You need to explain exactly how you are using this reverb in your DAW, Waves IR L probably isn’t the best but it shouldn’t sound like that. It sounds like you have the IR L as an insert over the whole mix and have the mix knob totally wet.


#11
SkylineAudio said

You need to explain exactly how you are using this reverb in your DAW, Waves IR L probably isn’t the best but it shouldn’t sound like that. It sounds like you have the IR L as an insert over the whole mix and have the mix knob totally wet.
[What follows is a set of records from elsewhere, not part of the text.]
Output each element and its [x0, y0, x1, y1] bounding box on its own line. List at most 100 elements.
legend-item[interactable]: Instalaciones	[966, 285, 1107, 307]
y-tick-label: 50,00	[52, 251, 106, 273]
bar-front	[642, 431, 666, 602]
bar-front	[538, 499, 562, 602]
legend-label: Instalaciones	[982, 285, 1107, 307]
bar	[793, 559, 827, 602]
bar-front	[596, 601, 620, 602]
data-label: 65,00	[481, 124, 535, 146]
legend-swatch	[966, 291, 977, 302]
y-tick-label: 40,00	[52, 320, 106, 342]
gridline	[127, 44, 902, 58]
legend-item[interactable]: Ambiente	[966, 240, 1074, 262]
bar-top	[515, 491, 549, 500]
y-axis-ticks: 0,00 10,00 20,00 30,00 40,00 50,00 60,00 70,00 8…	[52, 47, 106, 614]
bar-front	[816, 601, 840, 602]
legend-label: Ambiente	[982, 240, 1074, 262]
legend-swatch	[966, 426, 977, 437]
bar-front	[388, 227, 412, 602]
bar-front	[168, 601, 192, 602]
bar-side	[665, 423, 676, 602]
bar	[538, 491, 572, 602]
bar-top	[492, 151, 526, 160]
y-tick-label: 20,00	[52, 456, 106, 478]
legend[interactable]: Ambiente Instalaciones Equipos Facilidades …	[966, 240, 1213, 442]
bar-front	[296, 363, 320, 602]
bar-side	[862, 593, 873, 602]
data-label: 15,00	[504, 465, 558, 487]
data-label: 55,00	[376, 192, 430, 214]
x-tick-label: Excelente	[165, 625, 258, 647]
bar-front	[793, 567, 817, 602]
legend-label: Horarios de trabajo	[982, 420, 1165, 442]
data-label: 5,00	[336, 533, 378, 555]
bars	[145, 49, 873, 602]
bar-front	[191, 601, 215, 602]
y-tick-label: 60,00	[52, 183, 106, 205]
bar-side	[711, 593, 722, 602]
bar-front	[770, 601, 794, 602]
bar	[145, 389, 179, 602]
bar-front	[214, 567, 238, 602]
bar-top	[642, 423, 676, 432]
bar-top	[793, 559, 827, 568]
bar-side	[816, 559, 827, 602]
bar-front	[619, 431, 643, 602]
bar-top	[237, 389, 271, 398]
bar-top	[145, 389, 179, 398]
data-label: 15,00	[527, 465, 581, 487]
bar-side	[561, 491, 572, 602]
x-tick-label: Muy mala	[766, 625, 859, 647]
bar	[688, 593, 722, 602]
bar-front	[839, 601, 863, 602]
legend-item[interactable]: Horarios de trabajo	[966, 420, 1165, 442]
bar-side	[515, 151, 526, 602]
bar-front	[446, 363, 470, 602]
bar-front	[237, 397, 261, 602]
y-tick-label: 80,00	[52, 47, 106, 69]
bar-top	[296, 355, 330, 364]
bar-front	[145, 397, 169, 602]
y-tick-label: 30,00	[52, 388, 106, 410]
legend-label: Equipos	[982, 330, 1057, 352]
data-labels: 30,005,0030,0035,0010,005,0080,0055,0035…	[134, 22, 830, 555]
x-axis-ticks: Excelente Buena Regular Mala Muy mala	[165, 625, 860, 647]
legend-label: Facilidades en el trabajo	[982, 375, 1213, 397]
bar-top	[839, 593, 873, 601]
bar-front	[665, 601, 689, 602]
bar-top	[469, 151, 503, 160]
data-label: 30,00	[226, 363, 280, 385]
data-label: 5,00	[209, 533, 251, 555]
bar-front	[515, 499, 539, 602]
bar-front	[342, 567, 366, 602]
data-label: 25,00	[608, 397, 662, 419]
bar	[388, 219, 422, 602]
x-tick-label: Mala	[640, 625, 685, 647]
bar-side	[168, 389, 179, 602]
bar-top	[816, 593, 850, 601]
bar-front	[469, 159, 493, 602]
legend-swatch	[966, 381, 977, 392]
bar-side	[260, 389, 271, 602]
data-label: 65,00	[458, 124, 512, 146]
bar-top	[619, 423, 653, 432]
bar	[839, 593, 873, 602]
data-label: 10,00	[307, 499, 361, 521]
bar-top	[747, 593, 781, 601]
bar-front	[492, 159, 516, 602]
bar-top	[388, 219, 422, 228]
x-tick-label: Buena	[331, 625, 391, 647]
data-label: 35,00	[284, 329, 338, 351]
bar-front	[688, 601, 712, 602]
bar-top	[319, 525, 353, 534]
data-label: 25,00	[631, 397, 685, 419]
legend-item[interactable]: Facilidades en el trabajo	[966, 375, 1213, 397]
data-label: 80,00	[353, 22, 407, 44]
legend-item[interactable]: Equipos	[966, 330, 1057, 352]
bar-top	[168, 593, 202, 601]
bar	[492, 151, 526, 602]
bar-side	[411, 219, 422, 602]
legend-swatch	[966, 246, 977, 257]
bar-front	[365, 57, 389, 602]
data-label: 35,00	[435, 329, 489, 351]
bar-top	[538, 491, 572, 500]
+1. Tools don't make a track, it's all about the way you use them. IR-L is an excellent piece of software, if the tune was rejected you were either using it too much or in a wrong way:
  • are you using reverb as insert or send? Reverb is usually a send type of effect, this way you can apply the same reverb processor on different instruments (in other words, putting them in the same space), this helps in terms of realism.
  • in send mode, are you using them pre or post fader? Using them in pre fader helps you control the distance you put between the listener and the source: the lower the fader, the bigger the distance. In post-fader you have a different prospective, but it's a matter of taste.
  • are you filtering the reverb channel? Usually after reverb you need a hi-pass filter (for cleaning up low frequencies, that often create mud in the mix) and sometimes a low pass filter (to clean up high frequencies reflections).
    An interesting thing to know: our auricle is a low pass filter at approx. 4Khz for sounds coming from behind us: filtering reverb at this frequency can help making listeners think that the sound they hear is actually coming from behind (try it!)
In general, clients often complain about too much reverb used in tracks: try to use it sparingly and to create spacey mixes with panning and eq.

Hope it helps.
Best,
Pietro

#12

Thanks a lot for sharing your knowledge! I’m learning a lot in this forum with people as you. So, I’m going to prove your techniques. I hope none item will be rejected again. Thanks!!!


#13
Andrew_G said

I can add my 5 cents.

If you want to make a smooth and rich symphonic soundtrack sound using sample libraries, forget about IR reverbs.

One of the main reasons is - most of today’s orchestral samples already has some subtle or huge amount of natural reverb(except VSL, maybe), even the most expensive ones, so, adding an Impulse of an Opera Hall won’t make it sound much better in the term of production music… .

Not for “Zimmer-like” orchestra tracks. definitely.

I recommend to “play” with sound by adding some usual digital reverb, rather than expect amazing effects from IR plugins.

Just an opinion.

Totally agree here. No use in adding extra verb on most orchestral tracks. It just muddies up the mix. IR verbs are great, but be careful: too much of anything is a bad thing.


#14

Do you have the close mic for EWQLSO?
If not, get them and blend them with the stage mic or just use the close mic together with a reverb… I think the stage mic is a little to wet in its own.